Priority framework for the double-up:
- Capture the full 403(b) employer match first (free money, no alternative)
- If the 403(b) investment menu has high-fee annuities, fund the 457(b) next — it typically offers better investment options
- Return to fill the 403(b) if you want more tax-deferred room and the plan has low-cost options
- Roth IRA ($7,500/person) for tax diversification
- HSA if on an HDHP — triple tax advantage
Household contribution capacity calculator
Enter your household's plan types and ages to see your total 2026 retirement contribution capacity and estimated federal tax savings.
When one spouse has a 403(b) and the other has a 401(k)
The most common family scenario: one spouse works corporate (401(k)), one works for a school district or hospital (403(b)). The dollar limits are identical — $24,500/person in 2026 — so the household contribution math looks the same as two-401(k) families. What changes:
- Investment quality may differ significantly. If the 403(b) plan has high-fee annuity products, prioritize filling the 401(k) after capturing the 403(b) employer match. A 2% fee drag vs. a 0.05% index fund costs the 403(b) spouse hundreds of thousands over a 30-year career.
- Early retirement sequencing differs. If the 403(b) spouse also has a 457(b), that account has no early withdrawal penalty — draw it first before age 59½.
- Roth 403(b) is available if the plan supports it. Same as Roth 401(k): no income limit. Make the Roth vs. traditional decision at the household level based on your current marginal rate vs. expected retirement rate.

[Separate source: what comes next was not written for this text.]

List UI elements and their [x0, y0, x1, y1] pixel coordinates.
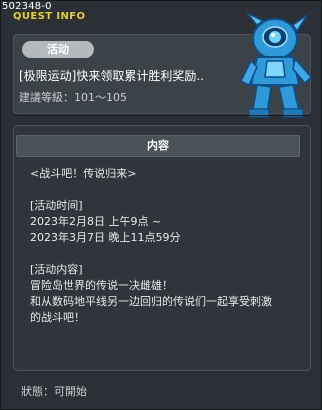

- RMDs apply the same way. Required Minimum Distributions begin at age 73 (born 1951–1959) or 75 (born 1960+) per SECURE 2.0 §107. Roth 403(b) accounts are no longer subject to lifetime RMDs starting 2024 (SECURE 2.0 §325) — another reason to use the Roth option if offered.

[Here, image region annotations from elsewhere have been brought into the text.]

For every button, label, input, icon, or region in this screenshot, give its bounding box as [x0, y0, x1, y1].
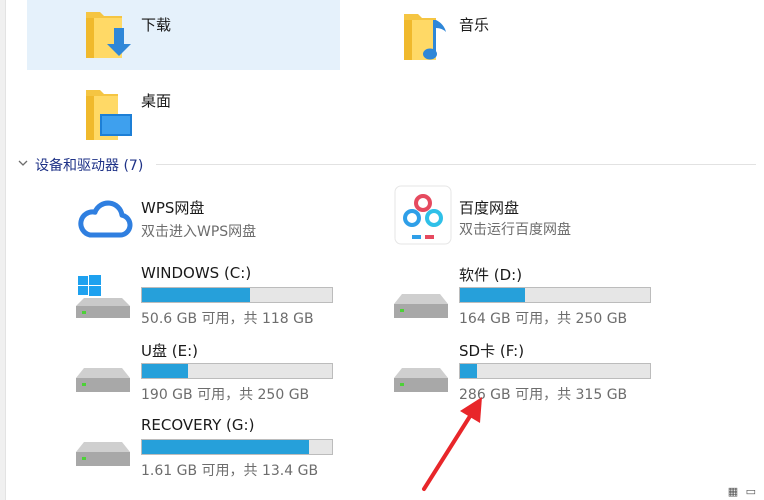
- drive-free-space: 1.61 GB 可用，共 13.4 GB: [141, 463, 319, 479]
- folder-desktop[interactable]: 桌面: [27, 76, 340, 142]
- windows-drive-icon: [76, 275, 130, 318]
- drive-usage-fill: [142, 440, 310, 454]
- drive-usage-bar: [459, 363, 651, 379]
- app-subtitle: 双击运行百度网盘: [459, 222, 571, 238]
- baidu-netdisk-icon: [394, 185, 452, 245]
- annotation-arrow-icon: [422, 397, 482, 491]
- app-name: WPS网盘: [141, 199, 205, 217]
- section-divider: [156, 164, 756, 165]
- drive-usage-fill: [142, 288, 251, 302]
- drive-free-space: 190 GB 可用，共 250 GB: [141, 387, 310, 403]
- drive-usage-bar: [459, 287, 651, 303]
- left-scroll-edge: [0, 0, 6, 500]
- folder-label: 下载: [141, 16, 172, 34]
- drive-name: SD卡 (F:): [459, 342, 525, 360]
- drive-g[interactable]: RECOVERY (G:) 1.61 GB 可用，共 13.4 GB: [76, 414, 376, 480]
- folder-label: 桌面: [141, 92, 172, 110]
- drive-name: U盘 (E:): [141, 342, 198, 360]
- folder-downloads[interactable]: 下载: [27, 0, 340, 70]
- devices-section-header[interactable]: 设备和驱动器 (7): [16, 152, 756, 176]
- folder-music[interactable]: 音乐: [400, 0, 700, 70]
- drive-c[interactable]: WINDOWS (C:) 50.6 GB 可用，共 118 GB: [76, 262, 376, 328]
- drive-usage-fill: [460, 364, 478, 378]
- drive-usage-bar: [141, 439, 333, 455]
- chevron-down-icon[interactable]: [18, 158, 28, 168]
- drive-usage-bar: [141, 287, 333, 303]
- hard-drive-icon: [76, 442, 130, 466]
- hard-drive-icon: [76, 368, 130, 392]
- app-wps-cloud[interactable]: WPS网盘 双击进入WPS网盘: [76, 195, 376, 261]
- folder-label: 音乐: [459, 16, 490, 34]
- hard-drive-icon: [394, 294, 448, 318]
- drive-usage-fill: [460, 288, 526, 302]
- downloads-folder-icon: [86, 12, 131, 58]
- drive-usage-bar: [141, 363, 333, 379]
- drive-name: 软件 (D:): [459, 266, 523, 284]
- section-title: 设备和驱动器 (7): [35, 158, 144, 174]
- music-folder-icon: [404, 14, 446, 60]
- view-toggle-icon[interactable]: ▦ ▭: [728, 485, 758, 498]
- desktop-folder-icon: [86, 90, 132, 140]
- app-name: 百度网盘: [459, 199, 520, 217]
- drive-e[interactable]: U盘 (E:) 190 GB 可用，共 250 GB: [76, 338, 376, 404]
- drive-usage-fill: [142, 364, 188, 378]
- drive-name: RECOVERY (G:): [141, 416, 255, 434]
- drive-free-space: 164 GB 可用，共 250 GB: [459, 311, 628, 327]
- drive-name: WINDOWS (C:): [141, 264, 252, 282]
- drive-free-space: 50.6 GB 可用，共 118 GB: [141, 311, 314, 327]
- app-subtitle: 双击进入WPS网盘: [141, 224, 257, 240]
- app-baidu-netdisk[interactable]: 百度网盘 双击运行百度网盘: [394, 185, 694, 251]
- wps-cloud-icon: [78, 200, 133, 238]
- drive-d[interactable]: 软件 (D:) 164 GB 可用，共 250 GB: [394, 262, 694, 328]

- Rollover is straightforward. When the 403(b) spouse changes employers, the 403(b) can roll directly to an IRA, 401(k), or a new employer's 403(b) — same mechanics as a 401(k) rollover.

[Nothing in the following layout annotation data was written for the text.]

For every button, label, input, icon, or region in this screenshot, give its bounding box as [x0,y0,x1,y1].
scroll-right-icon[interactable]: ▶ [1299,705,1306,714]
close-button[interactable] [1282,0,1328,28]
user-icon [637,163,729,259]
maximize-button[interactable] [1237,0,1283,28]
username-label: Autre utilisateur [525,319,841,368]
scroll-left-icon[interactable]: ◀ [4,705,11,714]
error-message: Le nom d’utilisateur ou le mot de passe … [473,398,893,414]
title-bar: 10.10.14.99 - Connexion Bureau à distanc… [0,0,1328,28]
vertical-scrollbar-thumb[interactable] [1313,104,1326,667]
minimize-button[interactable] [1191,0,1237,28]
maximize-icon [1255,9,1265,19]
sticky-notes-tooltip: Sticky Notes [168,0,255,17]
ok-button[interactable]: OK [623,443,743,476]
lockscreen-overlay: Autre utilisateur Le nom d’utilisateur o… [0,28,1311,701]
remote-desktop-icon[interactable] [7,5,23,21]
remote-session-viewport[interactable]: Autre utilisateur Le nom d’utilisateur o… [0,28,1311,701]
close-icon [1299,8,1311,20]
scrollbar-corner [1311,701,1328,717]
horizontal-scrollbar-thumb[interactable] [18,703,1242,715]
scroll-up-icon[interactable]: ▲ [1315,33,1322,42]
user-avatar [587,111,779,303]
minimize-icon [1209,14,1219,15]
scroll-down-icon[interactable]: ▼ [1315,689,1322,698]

Key takeaways for 403(b) and 457(b) families
- The limits are the same as a 401(k). $24,500 base in 2026 — don't assume the 403(b) is inferior by design.
- Check fees before maxing. If the 403(b) plan is annuity-heavy, contribute only to the match, then put the rest elsewhere.
- If you have a 457(b) at the same employer, use it. It is an entirely separate contribution limit — effectively a second 401(k) with no early withdrawal penalty.
- The 15-year catch-up is real but needs plan administrator confirmation. If you've been at the same employer 15+ years with modest historical contributions, ask HR explicitly.
- The 457(b) no-penalty rule changes early retirement math. For households targeting retirement before 59½, the 457(b) should be funded and drawn first.
Get matched with a fee-only family financial planner
Coordinating two different retirement plan types, optimizing investment quality across a high-fee 403(b) and a low-cost 401(k), and sequencing withdrawals for early retirement is exactly the planning problem a fee-only family advisor solves. No sales pitch — just a plan built on your household's actual numbers.
Sources
- IRS — Retirement Topics: 403(b) Contribution Limits (2026)
- IRS — Retirement Topics: 457(b) Contribution Limits (2026)
- IRS — IRC 457(b) Deferred Compensation Plans
- MissionSquare — 2026 Retirement Plan Contribution Limits for Government & Nonprofit Employees
Contribution limits verified June 2026 against IRS Notice 2025-82 and IRS.gov 403(b)/457(b) limit pages. 403(b) 15-year catch-up under IRC §402(g)(7). SECURE 2.0 super catch-up under §109 (P.L. 117-328). RMD age from SECURE 2.0 §107. Roth 401k/403b RMD elimination under SECURE 2.0 §325, effective 2024. Plan-specific rules vary by employer — confirm eligibility with your plan administrator.